Thanks to everyone contributing to this release through issues, PRs and commits!
v0.1.10 - DeepDenoiser, more examples and bugfixes
What's Changed
- Added DeepDenoiser (#59), a deep learning model for denoising waveforms published by Zhu et al (2019).
- Extended backend for WaveformModel annotate function to give more flexibility to implement models beyond picking
- Restructured example workflows and added further example workflows (#55)

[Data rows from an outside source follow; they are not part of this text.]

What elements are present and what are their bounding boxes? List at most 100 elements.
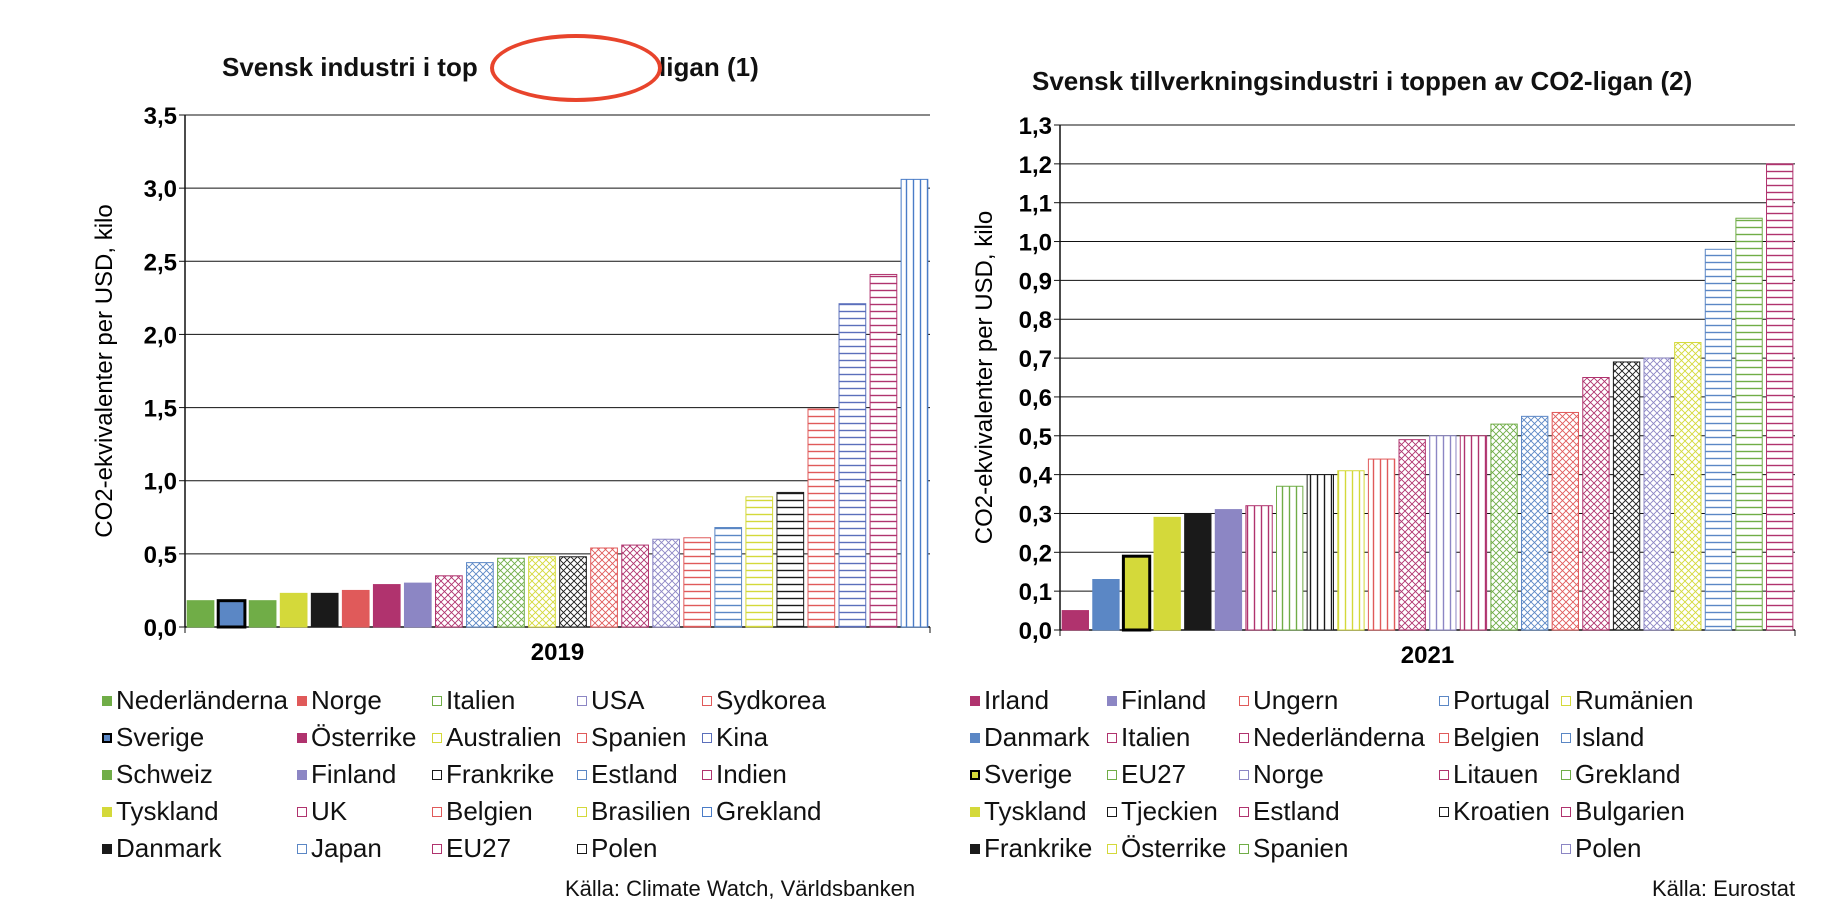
y-tick-label: 2,0 <box>144 322 177 349</box>
legend-swatch <box>1439 806 1449 817</box>
legend-item-sydkorea: Sydkorea <box>702 682 842 719</box>
bar-polen <box>1643 357 1671 631</box>
legend-swatch <box>102 732 112 743</box>
legend-swatch <box>432 769 442 780</box>
source-note: Källa: Eurostat <box>1652 876 1796 901</box>
legend-item-sverige: Sverige <box>970 756 1107 793</box>
bar-danmark <box>310 592 339 628</box>
legend-label: Polen <box>591 833 658 863</box>
legend-item-tyskland: Tyskland <box>102 793 297 830</box>
legend-label: Norge <box>311 685 382 715</box>
legend-item-schweiz: Schweiz <box>102 756 297 793</box>
legend-label: Belgien <box>1453 722 1540 752</box>
legend-item-norge: Norge <box>1239 756 1439 793</box>
legend-label: Kroatien <box>1453 796 1550 826</box>
bar-kina <box>838 303 867 628</box>
legend-label: Bulgarien <box>1575 796 1685 826</box>
legend-label: Danmark <box>116 833 222 863</box>
legend-label: Spanien <box>591 722 687 752</box>
legend-label: EU27 <box>1121 759 1187 789</box>
legend-swatch <box>297 806 307 817</box>
legend-swatch <box>432 843 442 854</box>
legend-label: Spanien <box>1253 833 1349 863</box>
bar-irland <box>1061 610 1089 631</box>
bar-danmark <box>1092 579 1120 631</box>
legend-label: Sverige <box>116 722 205 752</box>
bar-sverige <box>1121 554 1152 632</box>
legend-item-grekland: Grekland <box>1561 756 1701 793</box>
bar-tjeckien <box>1306 474 1334 631</box>
legend-item-frankrike: Frankrike <box>432 756 577 793</box>
y-tick-label: 0,4 <box>1019 463 1053 490</box>
legend-item-belgien: Belgien <box>1439 719 1561 756</box>
legend-label: Italien <box>446 685 516 715</box>
legend-item-nederlanderna: Nederländerna <box>102 682 297 719</box>
chart-panel-tillverkning-2021: Svensk tillverkningsindustri i toppen av… <box>950 0 1844 922</box>
legend-label: Finland <box>311 759 397 789</box>
legend-item-norge: Norge <box>297 682 432 719</box>
legend-item-kroatien: Kroatien <box>1439 793 1561 830</box>
legend-swatch <box>577 843 587 854</box>
legend-swatch <box>1107 695 1117 706</box>
legend-swatch <box>1561 806 1571 817</box>
bar-finland <box>403 582 432 628</box>
legend-label: Italien <box>1121 722 1191 752</box>
bar-nederlanderna <box>186 600 215 628</box>
legend-label: Australien <box>446 722 562 752</box>
legend-label: Indien <box>716 759 787 789</box>
bar-brasilien <box>745 496 774 628</box>
legend-swatch <box>432 732 442 743</box>
bar-norge <box>1429 435 1457 631</box>
bar-osterrike <box>1337 470 1365 631</box>
legend-item-polen: Polen <box>1561 830 1701 867</box>
legend-label: Grekland <box>1575 759 1681 789</box>
bar-eu27 <box>621 544 649 628</box>
bar-belgien <box>1551 411 1579 631</box>
legend-item-estland: Estland <box>1239 793 1439 830</box>
red-ellipse-annotation <box>490 34 662 102</box>
bar-portugal <box>1521 415 1549 631</box>
y-tick-label: 1,5 <box>144 396 177 423</box>
legend-item-usa: USA <box>577 682 702 719</box>
legend-label: Österrike <box>311 722 417 752</box>
legend-item-ungern: Ungern <box>1239 682 1439 719</box>
legend-item-frankrike: Frankrike <box>970 830 1107 867</box>
bar-bulgarien <box>1766 163 1794 631</box>
legend-swatch <box>1561 769 1571 780</box>
legend-swatch <box>1561 732 1571 743</box>
bar-island <box>1704 248 1733 631</box>
legend-label: Belgien <box>446 796 533 826</box>
x-axis-label: 2019 <box>531 639 584 666</box>
legend-item-brasilien: Brasilien <box>577 793 702 830</box>
legend-swatch <box>1107 806 1117 817</box>
y-tick-label: 2,5 <box>144 249 177 276</box>
bar-grekland <box>1735 217 1763 631</box>
legend-item-uk: UK <box>297 793 432 830</box>
y-axis-label: CO2-ekvivalenter per USD, kilo <box>971 211 998 544</box>
legend-item-osterrike: Österrike <box>1107 830 1239 867</box>
legend-swatch <box>577 695 587 706</box>
legend-swatch <box>1561 843 1571 854</box>
y-tick-label: 1,3 <box>1019 113 1052 140</box>
y-tick-label: 0,9 <box>1019 268 1052 295</box>
y-tick-label: 0,5 <box>144 542 177 569</box>
bar-uk <box>435 575 463 628</box>
bar-usa <box>652 538 680 628</box>
y-axis-label: CO2-ekvivalenter per USD, kilo <box>91 204 118 537</box>
x-axis-label: 2021 <box>1401 642 1454 669</box>
bar-tyskland <box>279 592 308 628</box>
legend-swatch <box>102 806 112 817</box>
legend-label: Litauen <box>1453 759 1539 789</box>
legend-item-bulgarien: Bulgarien <box>1561 793 1701 830</box>
legend-item-danmark: Danmark <box>970 719 1107 756</box>
bar-sverige <box>216 599 247 629</box>
bar-spanien <box>1490 423 1518 631</box>
legend-item-italien: Italien <box>1107 719 1239 756</box>
legend-swatch <box>432 806 442 817</box>
legend-label: Nederländerna <box>116 685 289 715</box>
legend-label: Norge <box>1253 759 1324 789</box>
legend-swatch <box>1239 732 1249 743</box>
legend-label: Estland <box>591 759 678 789</box>
legend-swatch <box>1239 769 1249 780</box>
legend-label: Frankrike <box>984 833 1093 863</box>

- Fixed infinite loop when annotating short waveform fragments
- Added Copy augmentation
- Pinned version requirement of numpy to 1.21 due to dependency issues
Full Changelog: v0.1.9...v0.1.10
v0.1.8 - Model streaming backend and bugfixes
What's Changed
Full Changelog: v0.1.7...v0.1.8
Requirements cleanup
Iquique dataset
This release adds the Iquique dataset, a dataset consisting of events around the Mw=8.1 Iquique earthquake in Chile 2014. The dataset is relatively small, providing a good starting point for model development on low resources. As we are still in v0.1, the dataset is added using a patch version, rather than a new minor version.